Ce n’est pas la première fois que ce détournement de l’ordonnance sur requête était utilisé contre la presse. Le journaliste Édouard Perrin, qui a révélé les Luxleaks, un scandale financier mettant au jour des centaines d’accords très avantageux conclus par des cabinets d’audit avec le fisc luxembourgeois, en a été victime lui aussi. « Lorsque mon enquête a été publiée en novembre 2014, le cabinet PricewaterhouseCoopers a cherché à identifier ma source. Convaincu qu’elle se trouvait en France, PwC a saisi le Tribunal de grande instance de Metz qui a délivré une ordonnance, sans même que je sois entendu, pour permettre à un huissier de saisir l’ordinateur de mon informateur putatif et examiner sa correspondance. » Un moyen de contourner l’un des principes fondateurs du journalisme d’investigation, la protection du secret des sources, autrement dit de celles et ceux qui alertent ou renseignent les enquêteurs. Malheureusement, Édouard Perrin a échoué à faire annuler cette ordonnance en appel, les juges estimant qu’il n’aurait pas eu intérêt à agir.

L’utilisation de cet article 145 du code de procédure civile pour museler la presse et effrayer ses sources inquiète jusqu’à certains parlementaires. En octobre 2022, la sénatrice centriste Nathalie Goulet a déposé une proposition de loi pour que cet article ne puisse plus être utilisé dans le cadre de litiges relevant du droit de la presse. « Mon souhait est d’éviter, autant que possible, le contournement de la loi de 1881 qui définit les libertés et responsabilités de la presse », explique-t-elle. La proposition n’a pas encore été mise à l’ordre du jour par le président de la commission des lois du Sénat.

Au-delà de ces affaires retentissantes, les médias indépendants, les plus fragiles, sont régulièrement attaqués par toutes sortes d’acteurs, qui cherchent à les faire taire. Les procès-bâillons peuvent rendre des rédactions plus frileuses à publier une enquête. Financièrement très coûteuses, ces procédures sont également très chronophages, contraignant les journalistes à préparer leur défense avec leurs avocats.

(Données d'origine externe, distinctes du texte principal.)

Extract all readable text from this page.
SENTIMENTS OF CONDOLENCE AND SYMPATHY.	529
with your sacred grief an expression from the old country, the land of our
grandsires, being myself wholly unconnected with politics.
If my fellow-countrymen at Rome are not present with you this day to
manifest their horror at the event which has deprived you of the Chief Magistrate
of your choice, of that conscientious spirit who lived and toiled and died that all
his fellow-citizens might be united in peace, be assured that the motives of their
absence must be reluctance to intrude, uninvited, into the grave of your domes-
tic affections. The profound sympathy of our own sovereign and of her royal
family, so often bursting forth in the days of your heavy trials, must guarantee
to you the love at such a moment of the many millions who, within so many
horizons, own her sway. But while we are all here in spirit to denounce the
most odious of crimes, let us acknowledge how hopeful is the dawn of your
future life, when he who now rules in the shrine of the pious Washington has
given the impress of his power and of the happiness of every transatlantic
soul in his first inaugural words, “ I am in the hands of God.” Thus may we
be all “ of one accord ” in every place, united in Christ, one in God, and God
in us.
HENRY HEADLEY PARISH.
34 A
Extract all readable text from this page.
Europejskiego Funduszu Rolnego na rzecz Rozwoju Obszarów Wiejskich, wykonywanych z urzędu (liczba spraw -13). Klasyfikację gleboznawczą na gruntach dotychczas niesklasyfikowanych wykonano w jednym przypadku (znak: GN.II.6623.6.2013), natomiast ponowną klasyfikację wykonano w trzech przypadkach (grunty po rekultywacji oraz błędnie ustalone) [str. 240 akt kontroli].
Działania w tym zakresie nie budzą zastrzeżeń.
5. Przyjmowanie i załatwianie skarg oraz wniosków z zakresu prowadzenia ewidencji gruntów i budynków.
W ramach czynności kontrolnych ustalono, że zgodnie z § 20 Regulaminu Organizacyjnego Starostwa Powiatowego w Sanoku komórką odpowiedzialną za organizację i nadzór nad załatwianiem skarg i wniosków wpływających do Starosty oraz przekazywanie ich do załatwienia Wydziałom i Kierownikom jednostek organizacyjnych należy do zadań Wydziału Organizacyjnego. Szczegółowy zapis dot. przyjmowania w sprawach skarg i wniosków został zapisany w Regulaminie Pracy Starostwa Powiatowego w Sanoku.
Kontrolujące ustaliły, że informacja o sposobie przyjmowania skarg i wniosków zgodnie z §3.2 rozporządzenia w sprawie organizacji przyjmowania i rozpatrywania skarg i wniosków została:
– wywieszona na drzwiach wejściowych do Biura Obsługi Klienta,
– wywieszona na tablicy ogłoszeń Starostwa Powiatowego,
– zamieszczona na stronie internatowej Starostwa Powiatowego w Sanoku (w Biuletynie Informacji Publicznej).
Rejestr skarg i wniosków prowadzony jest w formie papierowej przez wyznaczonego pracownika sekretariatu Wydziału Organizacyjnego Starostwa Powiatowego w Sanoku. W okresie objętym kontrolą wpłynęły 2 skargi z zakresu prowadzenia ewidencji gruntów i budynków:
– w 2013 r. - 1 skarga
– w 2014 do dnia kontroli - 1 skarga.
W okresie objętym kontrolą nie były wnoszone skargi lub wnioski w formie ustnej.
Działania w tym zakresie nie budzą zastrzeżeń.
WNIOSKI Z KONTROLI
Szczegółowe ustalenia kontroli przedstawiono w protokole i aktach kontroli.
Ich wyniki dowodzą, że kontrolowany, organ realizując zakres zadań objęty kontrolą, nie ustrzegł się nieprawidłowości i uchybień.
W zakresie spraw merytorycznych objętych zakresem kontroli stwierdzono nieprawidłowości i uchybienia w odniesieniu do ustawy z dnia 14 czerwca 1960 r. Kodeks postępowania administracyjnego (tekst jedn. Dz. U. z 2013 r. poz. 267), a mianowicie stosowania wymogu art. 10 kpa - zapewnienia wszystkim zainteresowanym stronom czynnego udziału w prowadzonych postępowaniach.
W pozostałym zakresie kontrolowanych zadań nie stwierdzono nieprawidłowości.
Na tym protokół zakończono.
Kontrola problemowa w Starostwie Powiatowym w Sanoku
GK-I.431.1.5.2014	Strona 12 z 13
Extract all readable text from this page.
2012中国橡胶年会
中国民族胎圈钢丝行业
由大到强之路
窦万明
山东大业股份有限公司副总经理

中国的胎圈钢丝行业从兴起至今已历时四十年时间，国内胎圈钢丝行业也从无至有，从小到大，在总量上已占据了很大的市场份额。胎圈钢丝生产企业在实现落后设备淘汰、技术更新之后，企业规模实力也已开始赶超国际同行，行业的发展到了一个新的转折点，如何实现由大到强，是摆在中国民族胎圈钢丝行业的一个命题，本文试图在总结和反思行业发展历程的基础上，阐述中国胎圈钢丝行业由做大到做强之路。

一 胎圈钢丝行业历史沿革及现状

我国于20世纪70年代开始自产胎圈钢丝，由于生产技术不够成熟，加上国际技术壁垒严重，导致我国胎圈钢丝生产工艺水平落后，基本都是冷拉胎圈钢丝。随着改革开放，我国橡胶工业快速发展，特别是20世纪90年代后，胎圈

« La liberté d’informer est en déclin depuis vingt ans, s’alarme Me Renaud Le Gunehec. L’insécurité juridique augmente car s’il est écrit que certaines lois ne s’appliquent pas aux journalistes, c’est aux juges que revient l’appréciation finale. En fonction du contexte ou de leur compréhension du droit de la presse, leurs décisions sont parfois arbitraires. »

Arrêt sur Images, Next Inpact, Reporterre, Mediacités, la liste des titres victimes de SLAPP s’allonge de jour en jour. « Je fais un tour de France des TGI, plaisante Jacques Trentesaux, rédacteur en chef de Mediacités. J’ai 14 procédures récentes, essentiellement des poursuites en diffamation. Je ne parlerais pas de procès-bâillon stricto sensu, car il n’y a pas d’acharnement judiciaire. La majorité des plaintes vient d’élus locaux, vexés par un article incisif. Peu habitués à une presse locale audacieuse, ils veulent écraser le moustique ! »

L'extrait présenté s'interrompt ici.